A alienação do latim alienare significa tornar algo alheio a alguém. Filosoficamente, é o processo pelo qual os atos de uma pessoa são governados por outros e, se transformam em uma força estranha colocada em posição superior e contrária a quem a produziu (Marx).

O trabalho alienado ocorre quando a produção tornou-se o objetivo do homem, em vez de o homem ser o objetivo da produção. É marcado pela rotina, pelo embrutecimento, pelo desprazer e pela exploração econômica. É capaz de fazer de pessoas sensíveis como os artistas, filósofos e até religiosos fiquem insensíveis e indiferentes ao mal que elas mesmas produzem.

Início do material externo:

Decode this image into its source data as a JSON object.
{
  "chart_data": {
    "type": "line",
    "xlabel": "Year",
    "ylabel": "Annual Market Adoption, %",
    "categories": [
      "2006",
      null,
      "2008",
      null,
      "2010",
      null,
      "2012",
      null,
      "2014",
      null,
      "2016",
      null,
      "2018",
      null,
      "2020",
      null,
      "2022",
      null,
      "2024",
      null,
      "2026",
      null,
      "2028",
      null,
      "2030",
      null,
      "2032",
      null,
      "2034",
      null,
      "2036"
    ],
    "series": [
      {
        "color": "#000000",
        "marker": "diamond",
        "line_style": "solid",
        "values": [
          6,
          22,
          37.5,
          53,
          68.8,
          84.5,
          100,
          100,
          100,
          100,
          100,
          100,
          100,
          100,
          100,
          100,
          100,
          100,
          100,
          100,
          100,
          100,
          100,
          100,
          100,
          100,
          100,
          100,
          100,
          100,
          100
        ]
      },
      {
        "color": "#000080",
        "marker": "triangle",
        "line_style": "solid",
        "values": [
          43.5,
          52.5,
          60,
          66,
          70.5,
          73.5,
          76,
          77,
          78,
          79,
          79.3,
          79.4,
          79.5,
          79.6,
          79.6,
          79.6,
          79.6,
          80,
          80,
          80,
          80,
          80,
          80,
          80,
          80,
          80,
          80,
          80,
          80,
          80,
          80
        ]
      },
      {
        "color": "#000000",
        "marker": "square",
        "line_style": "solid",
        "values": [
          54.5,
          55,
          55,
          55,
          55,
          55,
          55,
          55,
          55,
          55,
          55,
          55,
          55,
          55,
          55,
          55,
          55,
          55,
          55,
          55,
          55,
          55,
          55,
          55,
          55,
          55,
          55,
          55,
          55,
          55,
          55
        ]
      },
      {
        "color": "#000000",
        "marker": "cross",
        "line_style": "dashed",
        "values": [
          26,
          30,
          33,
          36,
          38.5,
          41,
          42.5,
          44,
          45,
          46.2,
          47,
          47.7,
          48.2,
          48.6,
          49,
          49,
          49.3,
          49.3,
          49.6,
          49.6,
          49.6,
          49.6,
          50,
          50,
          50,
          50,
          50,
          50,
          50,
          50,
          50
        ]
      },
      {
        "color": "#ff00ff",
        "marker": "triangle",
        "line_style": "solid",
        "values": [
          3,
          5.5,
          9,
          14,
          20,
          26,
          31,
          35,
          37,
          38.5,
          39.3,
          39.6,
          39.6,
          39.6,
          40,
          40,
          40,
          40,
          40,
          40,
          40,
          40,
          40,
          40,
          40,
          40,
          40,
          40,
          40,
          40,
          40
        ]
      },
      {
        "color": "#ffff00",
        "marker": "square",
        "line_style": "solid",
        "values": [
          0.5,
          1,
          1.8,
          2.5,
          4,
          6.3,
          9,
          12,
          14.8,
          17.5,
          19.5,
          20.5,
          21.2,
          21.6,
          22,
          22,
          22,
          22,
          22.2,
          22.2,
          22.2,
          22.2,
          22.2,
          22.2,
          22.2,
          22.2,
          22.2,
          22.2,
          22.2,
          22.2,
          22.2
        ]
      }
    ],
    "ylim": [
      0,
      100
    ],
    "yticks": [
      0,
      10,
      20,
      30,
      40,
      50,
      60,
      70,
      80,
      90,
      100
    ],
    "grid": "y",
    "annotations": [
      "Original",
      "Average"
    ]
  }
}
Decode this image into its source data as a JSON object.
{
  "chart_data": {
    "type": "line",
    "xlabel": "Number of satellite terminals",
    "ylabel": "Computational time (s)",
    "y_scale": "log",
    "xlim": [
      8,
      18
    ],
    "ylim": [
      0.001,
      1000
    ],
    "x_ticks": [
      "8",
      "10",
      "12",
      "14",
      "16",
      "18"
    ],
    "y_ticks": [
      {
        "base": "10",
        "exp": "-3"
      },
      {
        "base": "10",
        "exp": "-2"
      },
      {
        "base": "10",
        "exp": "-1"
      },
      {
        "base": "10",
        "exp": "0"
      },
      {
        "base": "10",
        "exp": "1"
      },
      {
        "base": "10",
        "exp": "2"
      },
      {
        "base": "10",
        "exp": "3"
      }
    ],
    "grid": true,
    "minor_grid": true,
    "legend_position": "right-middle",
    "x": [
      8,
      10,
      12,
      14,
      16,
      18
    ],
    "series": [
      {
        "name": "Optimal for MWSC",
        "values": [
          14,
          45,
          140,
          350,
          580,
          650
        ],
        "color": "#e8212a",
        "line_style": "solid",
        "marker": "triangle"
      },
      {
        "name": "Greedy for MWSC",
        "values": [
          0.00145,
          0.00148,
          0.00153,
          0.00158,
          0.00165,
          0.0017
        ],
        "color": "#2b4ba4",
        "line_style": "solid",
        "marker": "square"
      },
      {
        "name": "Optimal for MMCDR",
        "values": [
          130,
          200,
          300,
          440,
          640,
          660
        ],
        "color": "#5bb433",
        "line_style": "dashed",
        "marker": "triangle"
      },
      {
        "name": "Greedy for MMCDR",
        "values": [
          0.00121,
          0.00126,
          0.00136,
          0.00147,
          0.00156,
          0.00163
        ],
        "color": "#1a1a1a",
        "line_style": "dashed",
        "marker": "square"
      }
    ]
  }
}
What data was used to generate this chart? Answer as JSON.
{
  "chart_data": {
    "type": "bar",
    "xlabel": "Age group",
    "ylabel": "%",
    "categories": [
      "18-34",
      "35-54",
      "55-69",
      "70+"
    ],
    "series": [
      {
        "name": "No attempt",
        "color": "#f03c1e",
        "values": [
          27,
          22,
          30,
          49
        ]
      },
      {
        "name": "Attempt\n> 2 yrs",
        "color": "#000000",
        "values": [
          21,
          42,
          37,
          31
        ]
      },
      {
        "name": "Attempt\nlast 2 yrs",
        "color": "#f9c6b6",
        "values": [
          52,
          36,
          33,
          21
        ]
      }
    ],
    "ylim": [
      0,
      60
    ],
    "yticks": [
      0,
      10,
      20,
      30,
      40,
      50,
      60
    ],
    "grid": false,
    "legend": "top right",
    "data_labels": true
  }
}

O consumo alienado é aquele em que inexiste uma relação direta e real entre o consumidor e a coisa adquirida, resultante de desejos e fantasias artificialmente inculcados. No lazer alienado, não há autêntico envolvimento da pessoa com o lazer, a relação social é alienada, marcada pela indiferença recíproca, pela ausência de troca de experiências e sentimentos verdadeiramente humanos.

Mas só venceremos a alienação pelos mordazes que vociferam em nossos ouvidos sobre os gravames absurdos e rotineiros ao nosso redor… sem se deixar contagiar que pela possível impotência, quer pela ilusão alegórica de se estar pregando no deserto. Há muitos que desejam despertar, acreditem, deste sonho esplêndido.